With the endpoints working properly, it was time to integrate them into the frontend. I created a form in the frontend that would allow users to input the text prompt for the image they wanted to generate. When the form was submitted, the input was sent to the backend server using Axios.

When the backend server received the request, it used the OpenAI API to generate an image based on the user's input. The image was then saved to Cloudinary and the URL was returned to the frontend. The frontend then displayed the generated image to the user.

"Surprise Me"

I also built a "Surprise Me" feature, that allowed a user to click "surprise me" for a randomly generated prompt rather than creating their own prompt. This is a simple list of 50 prompt options that are selected using a Math.random() function.

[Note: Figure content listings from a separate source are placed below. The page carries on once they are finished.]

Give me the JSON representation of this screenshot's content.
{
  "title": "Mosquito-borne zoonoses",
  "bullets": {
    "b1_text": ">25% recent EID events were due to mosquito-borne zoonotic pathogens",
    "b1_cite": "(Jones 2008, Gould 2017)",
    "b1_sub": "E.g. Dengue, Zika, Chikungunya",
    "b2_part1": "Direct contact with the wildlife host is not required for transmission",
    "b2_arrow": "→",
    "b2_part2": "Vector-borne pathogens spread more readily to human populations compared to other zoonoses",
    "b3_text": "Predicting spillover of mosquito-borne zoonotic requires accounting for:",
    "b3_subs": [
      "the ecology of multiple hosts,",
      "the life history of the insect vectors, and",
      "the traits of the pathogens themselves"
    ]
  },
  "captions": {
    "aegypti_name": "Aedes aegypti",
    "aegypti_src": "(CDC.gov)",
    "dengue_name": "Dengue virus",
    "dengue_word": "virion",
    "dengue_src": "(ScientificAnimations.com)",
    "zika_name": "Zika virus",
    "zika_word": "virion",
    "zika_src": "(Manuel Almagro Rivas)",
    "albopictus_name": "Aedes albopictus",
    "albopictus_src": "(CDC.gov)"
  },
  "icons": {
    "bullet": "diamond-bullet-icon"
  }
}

import FileSaver from 'file-saver';

import { surpriseMePrompts } from '../constants';

export function getRandomPrompt(prompt) {
  const randomIndex = Math.floor(Math.random() * surpriseMePrompts.length);
  const randomPrompt = surpriseMePrompts[randomIndex];

  if (randomPrompt === prompt) return getRandomPrompt(prompt);

  return randomPrompt;
}

export async function downloadImage(_id, photo) {
  FileSaver.saveAs(photo, `download-${_id}.png`);
}

Conclusion

Building this DALL-E Image Generator Clone was a great learning experience. It allowed me to work with some of the most popular and cutting-edge technologies in web development and gave me a taste of what it's like to build an AI-powered app.

The potential for AI-powered apps and scalable SaaS companies is immense, and I look forward to seeing what innovative solutions developers will come up with in the years to come.